Lesson From David Bowie Helped Complete ‘Moonage Daydream’ Script
Filmmaker Brett Morgen said he took a lesson from David Bowie as he struggled to write the script for Moonage Daydream.
He’d already spent much more time than expected on the project, having predicted that the scriptwriting would take a week at most. Instead, it stretched into months as Morgen fought to find a “through line” that made sense of the archive material he wanted to use.
“I drove to work one day and I didn’t want to go into my office,” Morgen tells Variety. “It was like a coffin. Nothing was happening in there. So I flew to Albuquerque on a whim and got on an Amtrak and I said, ‘I’m not coming home until I crack this.’”

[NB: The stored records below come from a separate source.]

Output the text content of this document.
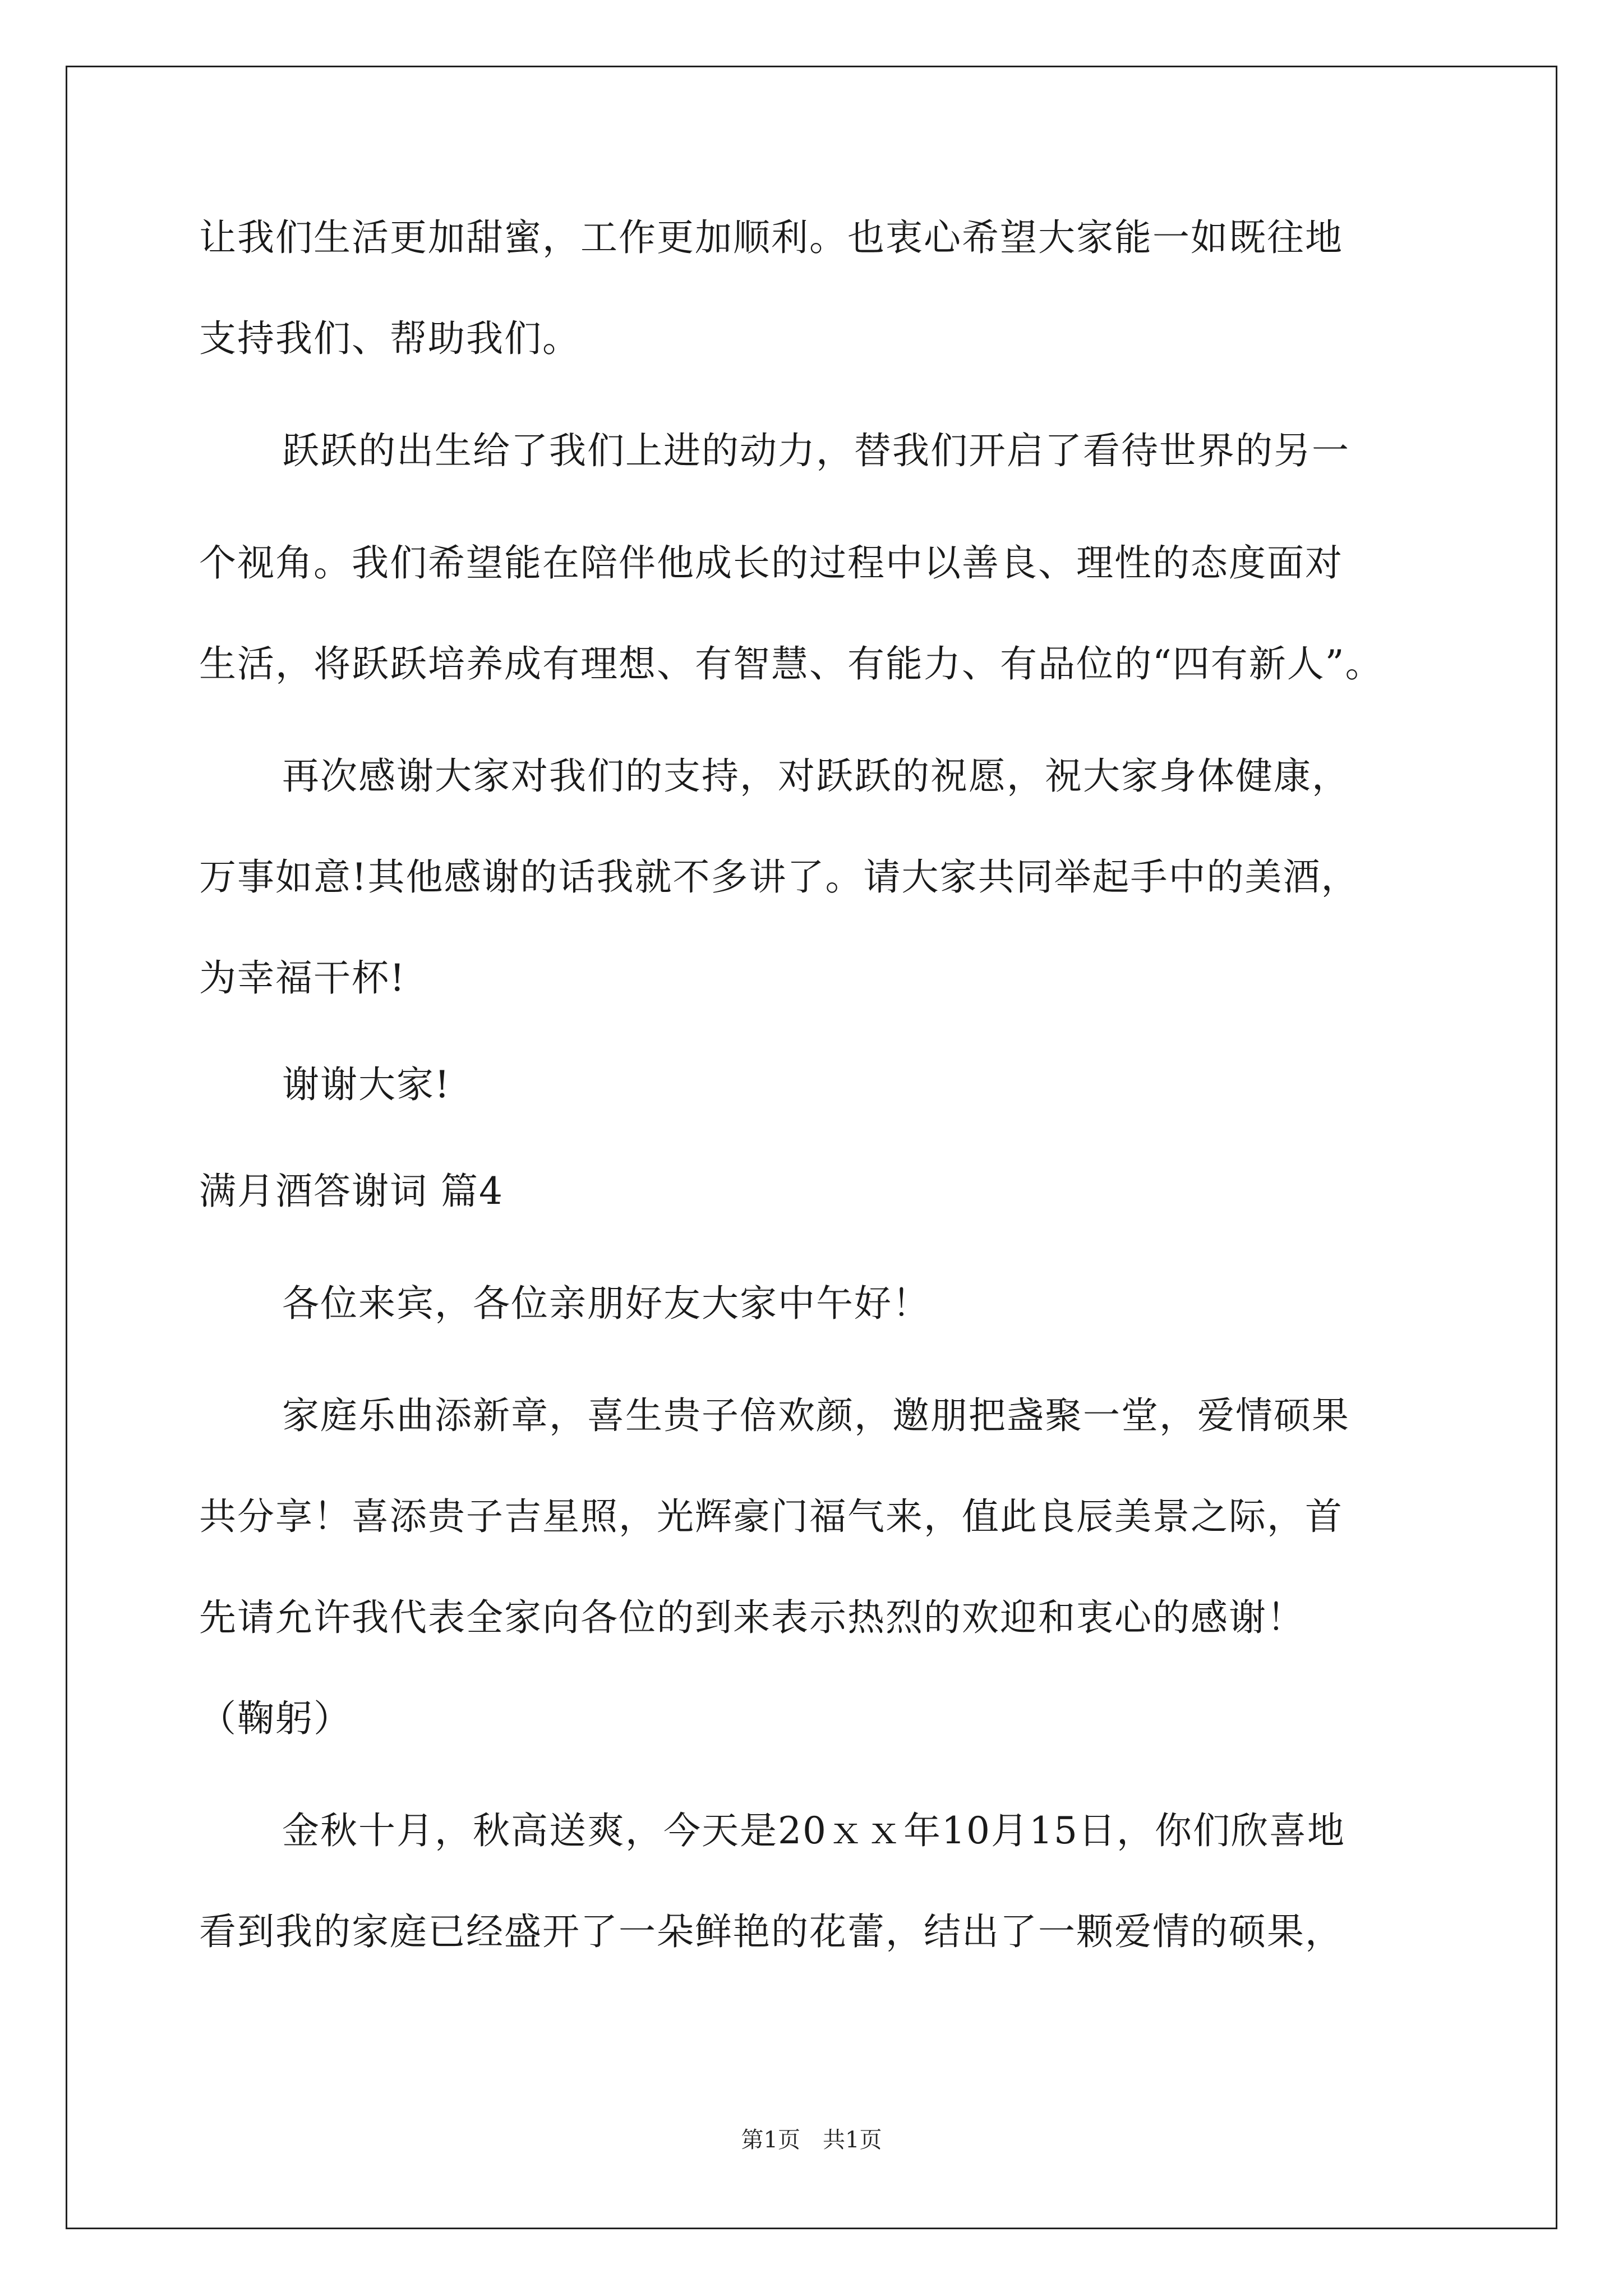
让我们生活更加甜蜜，工作更加顺利。也衷心希望大家能一如既往地
支持我们、帮助我们。
跃跃的出生给了我们上进的动力，替我们开启了看待世界的另一
个视角。我们希望能在陪伴他成长的过程中以善良、理性的态度面对
生活，将跃跃培养成有理想、有智慧、有能力、有品位的“四有新人”。
再次感谢大家对我们的支持，对跃跃的祝愿，祝大家身体健康，
万事如意!其他感谢的话我就不多讲了。请大家共同举起手中的美酒，
为幸福干杯!
谢谢大家!
满月酒答谢词 篇4
各位来宾，各位亲朋好友大家中午好！
家庭乐曲添新章，喜生贵子倍欢颜，邀朋把盏聚一堂，爱情硕果
共分享！喜添贵子吉星照，光辉豪门福气来，值此良辰美景之际，首
先请允许我代表全家向各位的到来表示热烈的欢迎和衷心的感谢！
（鞠躬）
金秋十月，秋高送爽，今天是20ｘｘ年10月15日，你们欣喜地
看到我的家庭已经盛开了一朵鲜艳的花蕾，结出了一颗爱情的硕果，
第1页　共1页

He said “one of the great lessons from Bowie is get out of your comfort zone, and one of the things that the film deals with head-on is how Bowie liked to be in transit, to create and be a kind of cultural anthropologist. So I got to Albuquerque, I got on a train, and the second the train started moving, the floodgates opened. By the moment I had arrived. I had settled on the through line. … When the train pulled into L.A., I had something to operate from.”
Morgen added that the “most satisfying” footage that he tracked down was a movie Bowie made in 1984, titled Ricochet. “It was fairly dismissed at the time,” he said. “It was David walking around Southeast Asia. I saw an awful VHS copy. There wasn’t anything on YouTube. There was like nowhere to access this thing and I was like, ‘Oh my God, it’s the Holy Grail. It’s a stranger in a strange land. It’s the visual metaphor that I need to anchor this film.’”

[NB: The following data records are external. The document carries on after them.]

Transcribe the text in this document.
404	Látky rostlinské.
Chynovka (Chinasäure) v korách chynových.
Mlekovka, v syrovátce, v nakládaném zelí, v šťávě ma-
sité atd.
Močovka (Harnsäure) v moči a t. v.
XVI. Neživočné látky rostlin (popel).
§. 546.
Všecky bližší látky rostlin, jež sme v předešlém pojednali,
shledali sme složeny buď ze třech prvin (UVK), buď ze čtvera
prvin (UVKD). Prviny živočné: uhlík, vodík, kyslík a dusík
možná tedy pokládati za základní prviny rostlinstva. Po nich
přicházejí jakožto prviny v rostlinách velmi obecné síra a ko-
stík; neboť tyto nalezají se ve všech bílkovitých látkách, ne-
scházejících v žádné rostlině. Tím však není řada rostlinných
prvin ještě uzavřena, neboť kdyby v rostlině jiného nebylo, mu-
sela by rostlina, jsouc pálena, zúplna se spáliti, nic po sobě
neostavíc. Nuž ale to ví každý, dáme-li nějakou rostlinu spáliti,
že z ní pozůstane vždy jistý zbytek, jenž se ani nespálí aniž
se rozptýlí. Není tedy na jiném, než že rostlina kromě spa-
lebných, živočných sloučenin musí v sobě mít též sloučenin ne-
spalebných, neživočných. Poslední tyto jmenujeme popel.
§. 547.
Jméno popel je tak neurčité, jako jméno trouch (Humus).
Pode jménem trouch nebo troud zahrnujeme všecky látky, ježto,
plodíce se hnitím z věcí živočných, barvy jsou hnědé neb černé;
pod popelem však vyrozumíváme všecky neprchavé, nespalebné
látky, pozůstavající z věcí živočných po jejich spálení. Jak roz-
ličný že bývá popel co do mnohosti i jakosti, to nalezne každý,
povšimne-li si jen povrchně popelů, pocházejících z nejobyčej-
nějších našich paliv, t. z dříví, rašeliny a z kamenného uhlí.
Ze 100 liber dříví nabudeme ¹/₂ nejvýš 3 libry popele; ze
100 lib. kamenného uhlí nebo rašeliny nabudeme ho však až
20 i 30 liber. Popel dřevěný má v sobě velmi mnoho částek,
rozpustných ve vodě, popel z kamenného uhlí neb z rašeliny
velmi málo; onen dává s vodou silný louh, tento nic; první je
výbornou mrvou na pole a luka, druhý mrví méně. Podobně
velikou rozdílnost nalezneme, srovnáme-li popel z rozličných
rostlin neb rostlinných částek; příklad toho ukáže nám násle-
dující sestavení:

Bowie’s estate didn’t have the movie on its inventory list, sparking a search that lasted 18 months. “Then our archivist stumbled across it by accident, filed under the wrong name,” Morgen said. “That to me was more valuable than any unseen, never-before-released stuff because I just knew how integral it was to the experience I wanted to present.”

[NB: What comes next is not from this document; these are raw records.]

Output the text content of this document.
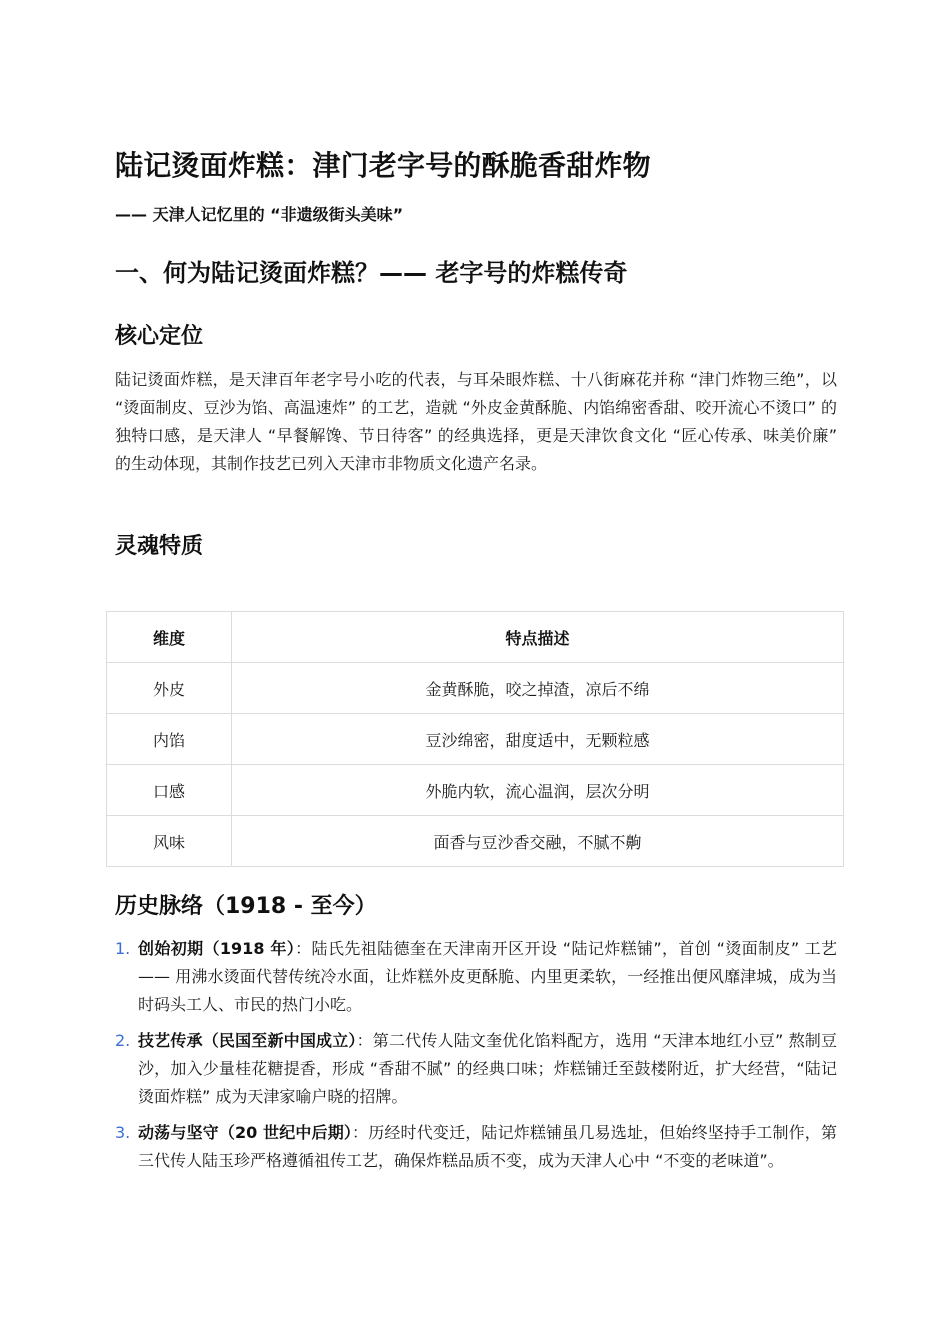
陆记烫面炸糕：津门老字号的酥脆香甜炸物

—— 天津人记忆里的 “非遗级街头美味”

一、何为陆记烫面炸糕？—— 老字号的炸糕传奇
核心定位

陆记烫面炸糕，是天津百年老字号小吃的代表，与耳朵眼炸糕、十八街麻花并称 “津门炸物三绝”，以 “烫面制皮、豆沙为馅、高温速炸” 的工艺，造就 “外皮金黄酥脆、内馅绵密香甜、咬开流心不烫口” 的独特口感，是天津人 “早餐解馋、节日待客” 的经典选择，更是天津饮食文化 “匠心传承、味美价廉” 的生动体现，其制作技艺已列入天津市非物质文化遗产名录。

灵魂特质
维度	特点描述
外皮	金黄酥脆，咬之掉渣，凉后不绵
内馅	豆沙绵密，甜度适中，无颗粒感
口感	外脆内软，流心温润，层次分明
风味	面香与豆沙香交融，不腻不齁
历史脉络（1918 - 至今）
1. 创始初期（1918 年）：陆氏先祖陆德奎在天津南开区开设 “陆记炸糕铺”，首创 “烫面制皮” 工艺 —— 用沸水烫面代替传统冷水面，让炸糕外皮更酥脆、内里更柔软，一经推出便风靡津城，成为当时码头工人、市民的热门小吃。
2. 技艺传承（民国至新中国成立）：第二代传人陆文奎优化馅料配方，选用 “天津本地红小豆” 熬制豆沙，加入少量桂花糖提香，形成 “香甜不腻” 的经典口味；炸糕铺迁至鼓楼附近，扩大经营，“陆记烫面炸糕” 成为天津家喻户晓的招牌。
3. 动荡与坚守（20 世纪中后期）：历经时代变迁，陆记炸糕铺虽几易选址，但始终坚持手工制作，第三代传人陆玉珍严格遵循祖传工艺，确保炸糕品质不变，成为天津人心中 “不变的老味道”。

He reported that Bowie’s comfort-zone message had also modified his future plans, which at one stage included making similar-style movies about other artists. “One of the takeaways from my work with Bowie was the need to continue to challenge myself,” he explained. “I have decided to step away from archival filmmaking for a while, and am developing something that’s more rooted in direct cinema.”